The distribution of 'good' and 'bad' ratings in the training and test sets appear to reflect the proportions in the initial data set.

Next, we will vectorize the lemmatized comments using the term-frequency inverse-document-frequency vectorizer from sklearn, TfidfVectorizer. 

In [None]:
# Vectorize text data using TF-IDF
vectorizer = TfidfVectorizer()
X_train_vectorized = vectorizer.fit_transform(X_train)
X_test_vectorized = vectorizer.transform(X_test)

print(X_train_vectorized)


In [None]:
# Convert the sparse matrix to a dense NumPy array
dense_array = X_train_vectorized[:5, :10].toarray()

print(dense_array)


Now we will fit a Bernoulli Naive Bayes model using the training data and evaluate the performance.

In [None]:
# Create and train the Bernoulli Naive Bayes classifier
model = BernoulliNB()
model.fit(X_train_vectorized, y_train)

# Evaluate the model on the training set
accuracy_train = accuracy_score(y_train, predictions_train)
report_train = classification_report(y_train, predictions_train)
conf_matrix_train = confusion_matrix(y_train, predictions_train)

# Print the results
print(f"Training Accuracy: {accuracy_train}")
print("Training Classification Report:\n", report_train)
print("Training Confusion Matrix:\n", conf_matrix_train)

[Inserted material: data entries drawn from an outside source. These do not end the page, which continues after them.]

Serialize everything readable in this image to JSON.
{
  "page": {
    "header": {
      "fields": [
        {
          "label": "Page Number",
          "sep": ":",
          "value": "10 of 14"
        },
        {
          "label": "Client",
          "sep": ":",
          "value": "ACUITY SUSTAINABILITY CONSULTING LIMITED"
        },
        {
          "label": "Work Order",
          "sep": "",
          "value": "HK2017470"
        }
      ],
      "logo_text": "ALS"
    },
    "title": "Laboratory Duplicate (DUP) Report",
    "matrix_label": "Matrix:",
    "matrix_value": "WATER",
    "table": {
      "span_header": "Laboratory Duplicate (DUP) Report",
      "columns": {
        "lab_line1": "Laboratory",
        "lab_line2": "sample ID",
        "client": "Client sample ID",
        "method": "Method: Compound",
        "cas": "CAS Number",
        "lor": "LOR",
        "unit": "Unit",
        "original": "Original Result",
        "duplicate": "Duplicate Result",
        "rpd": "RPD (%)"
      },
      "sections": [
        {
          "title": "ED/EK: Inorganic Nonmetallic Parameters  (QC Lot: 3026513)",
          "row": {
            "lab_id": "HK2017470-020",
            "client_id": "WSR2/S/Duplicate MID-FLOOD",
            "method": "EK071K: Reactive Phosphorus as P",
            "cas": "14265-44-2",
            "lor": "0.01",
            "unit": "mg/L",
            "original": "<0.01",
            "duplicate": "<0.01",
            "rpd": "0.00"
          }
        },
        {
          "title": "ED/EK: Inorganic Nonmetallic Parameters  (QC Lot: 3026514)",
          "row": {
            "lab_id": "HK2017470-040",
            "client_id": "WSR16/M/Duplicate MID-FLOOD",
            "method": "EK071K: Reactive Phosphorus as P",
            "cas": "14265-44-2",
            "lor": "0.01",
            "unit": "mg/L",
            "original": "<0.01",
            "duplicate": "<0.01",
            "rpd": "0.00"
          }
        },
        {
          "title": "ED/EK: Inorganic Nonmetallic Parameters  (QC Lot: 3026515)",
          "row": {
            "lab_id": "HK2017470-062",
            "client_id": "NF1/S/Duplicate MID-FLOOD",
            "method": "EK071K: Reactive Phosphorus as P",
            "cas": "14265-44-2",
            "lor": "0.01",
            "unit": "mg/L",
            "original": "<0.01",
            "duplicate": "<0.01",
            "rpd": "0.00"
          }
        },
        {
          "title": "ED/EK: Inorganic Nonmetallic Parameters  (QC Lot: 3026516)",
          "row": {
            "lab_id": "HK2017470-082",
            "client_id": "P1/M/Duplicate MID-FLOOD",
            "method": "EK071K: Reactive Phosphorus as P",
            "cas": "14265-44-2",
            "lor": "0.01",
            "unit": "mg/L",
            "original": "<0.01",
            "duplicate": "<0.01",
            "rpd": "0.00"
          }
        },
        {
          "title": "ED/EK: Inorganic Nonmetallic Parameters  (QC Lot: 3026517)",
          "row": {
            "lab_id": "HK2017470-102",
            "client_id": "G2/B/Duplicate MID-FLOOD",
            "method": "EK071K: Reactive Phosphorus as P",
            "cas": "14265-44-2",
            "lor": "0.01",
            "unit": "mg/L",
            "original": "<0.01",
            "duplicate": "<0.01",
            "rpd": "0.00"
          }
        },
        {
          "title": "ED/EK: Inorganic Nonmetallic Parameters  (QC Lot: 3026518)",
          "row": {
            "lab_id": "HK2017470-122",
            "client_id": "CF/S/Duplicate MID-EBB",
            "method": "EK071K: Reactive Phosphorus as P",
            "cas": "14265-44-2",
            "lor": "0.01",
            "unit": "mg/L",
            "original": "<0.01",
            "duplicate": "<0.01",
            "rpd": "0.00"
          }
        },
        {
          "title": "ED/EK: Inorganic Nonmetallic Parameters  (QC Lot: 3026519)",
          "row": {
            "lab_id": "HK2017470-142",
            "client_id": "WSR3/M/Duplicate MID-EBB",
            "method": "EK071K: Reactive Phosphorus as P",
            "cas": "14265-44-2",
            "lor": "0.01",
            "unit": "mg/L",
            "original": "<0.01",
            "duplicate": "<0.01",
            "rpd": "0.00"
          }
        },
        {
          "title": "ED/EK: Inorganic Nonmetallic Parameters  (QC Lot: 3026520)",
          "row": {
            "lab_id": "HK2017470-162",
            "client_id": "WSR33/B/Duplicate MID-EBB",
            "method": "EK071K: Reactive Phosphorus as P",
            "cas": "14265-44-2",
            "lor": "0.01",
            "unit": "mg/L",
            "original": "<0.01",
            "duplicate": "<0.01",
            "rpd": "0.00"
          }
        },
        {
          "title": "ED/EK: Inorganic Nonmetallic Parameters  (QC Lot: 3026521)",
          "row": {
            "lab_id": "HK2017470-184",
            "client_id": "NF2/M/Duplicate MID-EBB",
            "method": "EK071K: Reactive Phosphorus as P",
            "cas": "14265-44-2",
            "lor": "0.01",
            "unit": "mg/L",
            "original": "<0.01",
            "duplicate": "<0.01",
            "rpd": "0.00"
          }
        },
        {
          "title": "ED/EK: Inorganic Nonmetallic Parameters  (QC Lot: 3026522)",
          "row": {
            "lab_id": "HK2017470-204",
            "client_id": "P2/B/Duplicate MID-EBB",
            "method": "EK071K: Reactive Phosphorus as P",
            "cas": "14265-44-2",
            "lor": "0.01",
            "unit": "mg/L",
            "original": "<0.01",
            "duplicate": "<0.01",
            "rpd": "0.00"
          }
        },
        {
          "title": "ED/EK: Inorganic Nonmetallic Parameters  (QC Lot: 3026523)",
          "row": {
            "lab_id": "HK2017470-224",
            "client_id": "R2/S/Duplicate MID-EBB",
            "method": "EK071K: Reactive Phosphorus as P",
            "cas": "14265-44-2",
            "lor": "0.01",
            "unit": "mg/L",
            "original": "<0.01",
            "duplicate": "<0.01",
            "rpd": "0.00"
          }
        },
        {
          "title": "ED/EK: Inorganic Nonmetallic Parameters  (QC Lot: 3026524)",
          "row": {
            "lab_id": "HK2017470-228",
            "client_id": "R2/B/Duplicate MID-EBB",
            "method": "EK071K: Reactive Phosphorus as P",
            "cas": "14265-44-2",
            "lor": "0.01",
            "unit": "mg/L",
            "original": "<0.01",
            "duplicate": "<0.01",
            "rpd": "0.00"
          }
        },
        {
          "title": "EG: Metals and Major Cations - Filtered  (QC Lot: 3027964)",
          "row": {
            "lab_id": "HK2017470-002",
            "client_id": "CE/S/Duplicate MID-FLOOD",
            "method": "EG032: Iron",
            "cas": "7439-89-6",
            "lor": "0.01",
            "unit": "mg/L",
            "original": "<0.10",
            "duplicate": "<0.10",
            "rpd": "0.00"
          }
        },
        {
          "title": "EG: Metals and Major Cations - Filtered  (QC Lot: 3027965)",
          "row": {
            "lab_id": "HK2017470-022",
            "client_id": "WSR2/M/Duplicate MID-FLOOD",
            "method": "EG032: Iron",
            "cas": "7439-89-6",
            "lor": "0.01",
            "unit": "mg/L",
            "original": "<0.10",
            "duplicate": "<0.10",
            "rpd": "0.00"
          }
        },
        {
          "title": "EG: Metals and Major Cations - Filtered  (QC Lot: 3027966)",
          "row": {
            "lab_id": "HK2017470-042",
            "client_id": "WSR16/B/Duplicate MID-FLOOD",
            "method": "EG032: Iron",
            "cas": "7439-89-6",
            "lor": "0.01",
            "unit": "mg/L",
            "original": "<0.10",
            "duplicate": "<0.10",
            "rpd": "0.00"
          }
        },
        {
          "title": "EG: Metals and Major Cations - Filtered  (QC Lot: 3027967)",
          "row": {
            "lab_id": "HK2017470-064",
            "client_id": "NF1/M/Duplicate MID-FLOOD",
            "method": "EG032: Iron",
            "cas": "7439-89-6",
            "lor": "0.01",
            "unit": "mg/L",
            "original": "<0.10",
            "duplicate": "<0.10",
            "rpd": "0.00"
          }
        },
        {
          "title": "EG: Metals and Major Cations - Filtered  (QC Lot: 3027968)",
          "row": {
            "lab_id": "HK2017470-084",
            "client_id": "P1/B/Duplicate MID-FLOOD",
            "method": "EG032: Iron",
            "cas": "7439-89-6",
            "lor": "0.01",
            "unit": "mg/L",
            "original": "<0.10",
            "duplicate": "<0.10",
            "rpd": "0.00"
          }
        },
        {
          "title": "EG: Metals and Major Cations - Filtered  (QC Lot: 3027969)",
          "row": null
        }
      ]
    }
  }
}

The Accuracy of the model is approximately 75%. Let's see how it performs using the test data.

In [None]:
# Make predictions on the test set
y_pred = model.predict(X_test_vectorized)

# Evaluate the accuracy
accuracy = accuracy_score(y_test, y_pred)
print(f"Accuracy: {accuracy}")

The model performed about the same on the test data, with an accuracy of 75%. Let's see if tuning the hyperparameters available for the Bernoulli NB model helps to improve the performance.

In [None]:
# Define the hyperparameter distributions
param_dist = {
    'alpha': uniform(0.1, 1.0),
    'binarize': uniform(0.0, 0.1),
    'fit_prior': [True, False]
}

# Perform randomized search with cross-validation
randomized_search = RandomizedSearchCV(model, param_distributions=param_dist, n_iter=10, cv=5, scoring='accuracy', random_state=42)
randomized_search.fit(X_train_vectorized, y_train)

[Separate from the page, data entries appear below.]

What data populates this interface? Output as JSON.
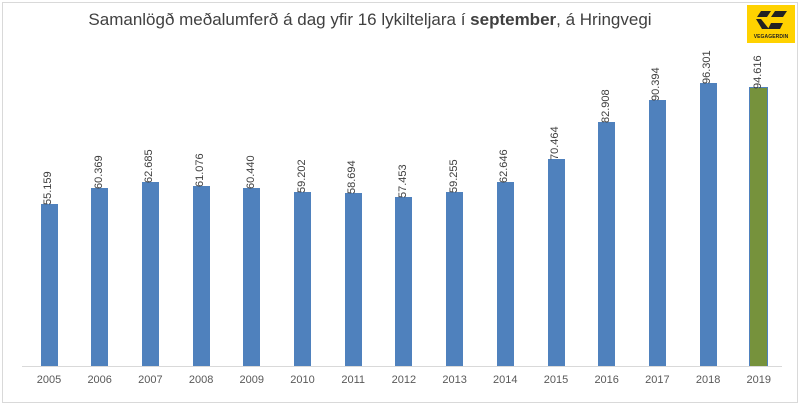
{
  "chart_data": {
    "type": "bar",
    "title_parts": [
      "Samanlögð meðalumferð á dag yfir 16 lykilteljara í ",
      "september",
      ", á Hringvegi"
    ],
    "title": "Samanlögð meðalumferð á dag yfir 16 lykilteljara í september, á Hringvegi",
    "xlabel": "",
    "ylabel": "",
    "ylim": [
      0,
      100000
    ],
    "grid": false,
    "legend": "none",
    "categories": [
      "2005",
      "2006",
      "2007",
      "2008",
      "2009",
      "2010",
      "2011",
      "2012",
      "2013",
      "2014",
      "2015",
      "2016",
      "2017",
      "2018",
      "2019"
    ],
    "values": [
      55159,
      60369,
      62685,
      61076,
      60440,
      59202,
      58694,
      57453,
      59255,
      62646,
      70464,
      82908,
      90394,
      96301,
      94616
    ],
    "value_labels": [
      "55.159",
      "60.369",
      "62.685",
      "61.076",
      "60.440",
      "59.202",
      "58.694",
      "57.453",
      "59.255",
      "62.646",
      "70.464",
      "82.908",
      "90.394",
      "96.301",
      "94.616"
    ],
    "colors": {
      "default_bar": "#4f81bd",
      "highlight_bar": "#76923c",
      "highlight_index": 14
    }
  },
  "logo": {
    "text": "VEGAGERDIN",
    "background": "#ffd200"
  }
}
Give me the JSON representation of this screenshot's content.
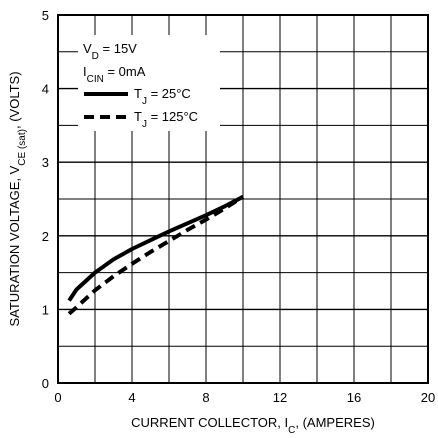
{
  "chart_data": {
    "type": "line",
    "xlabel": {
      "main": "CURRENT COLLECTOR, I",
      "sub": "C",
      "tail": ", (AMPERES)"
    },
    "ylabel": {
      "main": "SATURATION VOLTAGE, V",
      "sub": "CE (sat)",
      "tail": ", (VOLTS)"
    },
    "xlim": [
      0,
      20
    ],
    "ylim": [
      0,
      5
    ],
    "x_ticks": [
      0,
      4,
      8,
      12,
      16,
      20
    ],
    "y_ticks": [
      0,
      1,
      2,
      3,
      4,
      5
    ],
    "x_minor_step": 2,
    "y_minor_step": 0.5,
    "grid": true,
    "legend_position": "top-left",
    "conditions": [
      {
        "main": "V",
        "sub": "D",
        "tail": " = 15V"
      },
      {
        "main": "I",
        "sub": "CIN",
        "tail": " = 0mA"
      }
    ],
    "series": [
      {
        "name": {
          "main": "T",
          "sub": "J",
          "tail": " = 25°C"
        },
        "style": "solid",
        "x": [
          0.6,
          1,
          2,
          3,
          4,
          5,
          6,
          7,
          8,
          9,
          10
        ],
        "y": [
          1.12,
          1.27,
          1.5,
          1.68,
          1.82,
          1.94,
          2.06,
          2.17,
          2.28,
          2.4,
          2.53
        ]
      },
      {
        "name": {
          "main": "T",
          "sub": "J",
          "tail": " = 125°C"
        },
        "style": "dashed",
        "x": [
          0.6,
          1,
          2,
          3,
          4,
          5,
          6,
          7,
          8,
          9,
          10
        ],
        "y": [
          0.94,
          1.03,
          1.26,
          1.45,
          1.62,
          1.78,
          1.93,
          2.08,
          2.22,
          2.37,
          2.53
        ]
      }
    ]
  }
}
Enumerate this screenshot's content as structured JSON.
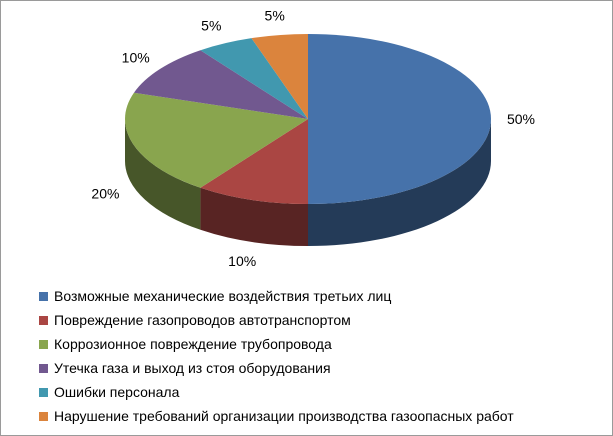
{
  "chart_data": {
    "type": "pie",
    "title": "",
    "categories": [
      "Возможные механические воздействия третьих лиц",
      "Повреждение газопроводов автотранспортом",
      "Коррозионное повреждение трубопровода",
      "Утечка газа и выход из стоя оборудования",
      "Ошибки персонала",
      "Нарушение требований организации производства газоопасных работ"
    ],
    "values": [
      50,
      10,
      20,
      10,
      5,
      5
    ],
    "labels": [
      "50%",
      "10%",
      "20%",
      "10%",
      "5%",
      "5%"
    ],
    "colors": [
      "#4672aa",
      "#aa4643",
      "#89a54e",
      "#71588f",
      "#4198af",
      "#db843d"
    ],
    "legend_position": "bottom",
    "style": "3d"
  }
}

# Get the best hyperparameters
best_params = randomized_search.best_params_
print("Best Hyperparameters:", best_params)

# Train the model with the best hyperparameters
best_model = randomized_search.best_estimator_

# Use the best model to make predictions on the test set
y_pred = best_model.predict(X_test_vectorized)

# Evaluate the accuracy
accuracy = accuracy_score(y_test, y_pred)
print(f"Accuracy on the test set: {accuracy}")

Adjusting the hyperparameters only resulted in a slight 1% increase in accuracy.

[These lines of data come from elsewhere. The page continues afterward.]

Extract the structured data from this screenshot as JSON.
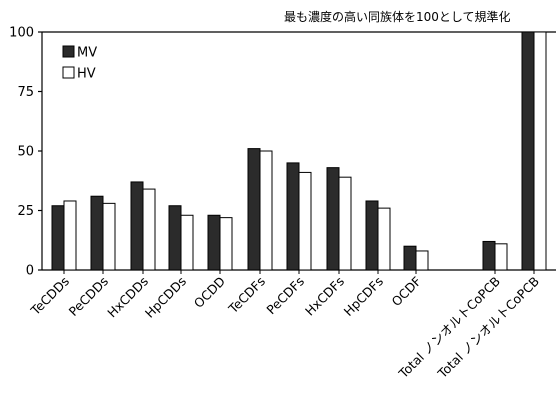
{
  "chart_data": {
    "type": "bar",
    "title": "",
    "note": "最も濃度の高い同族体を100として規準化",
    "xlabel": "",
    "ylabel": "",
    "ylim": [
      0,
      100
    ],
    "yticks": [
      0,
      25,
      50,
      75,
      100
    ],
    "grid": false,
    "legend_position": "top-left",
    "categories": [
      "TeCDDs",
      "PeCDDs",
      "HxCDDs",
      "HpCDDs",
      "OCDD",
      "TeCDFs",
      "PeCDFs",
      "HxCDFs",
      "HpCDFs",
      "OCDF",
      "Total ノンオルトCoPCB",
      "Total ノンオルトCoPCB"
    ],
    "series": [
      {
        "name": "MV",
        "color": "#2b2b2b",
        "values": [
          27,
          31,
          37,
          27,
          23,
          51,
          45,
          43,
          29,
          10,
          12,
          100
        ]
      },
      {
        "name": "HV",
        "color": "#ffffff",
        "values": [
          29,
          28,
          34,
          23,
          22,
          50,
          41,
          39,
          26,
          8,
          11,
          100
        ]
      }
    ]
  }
}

Next, we will try a Support Vector Machine (SVM).

In [None]:
# Create a pipeline with TF-IDF vectorizer and SVM classifier
model = make_pipeline(TfidfVectorizer(), SVC())

# Train the model
model.fit(X_train, y_train)

# Predictions on the test set
predictions = model.predict(X_test)

# Evaluate the model
accuracy = accuracy_score(y_test, predictions)
report = classification_report(y_test, predictions)
conf_matrix = confusion_matrix(y_test, predictions)

print(f"Accuracy: {accuracy}")
print("Classification Report:\n", report)
print("Confusion Matrix:\n", conf_matrix)

The SVM model performed slightly better than the Naive Bayes model with an accuracy of 76%.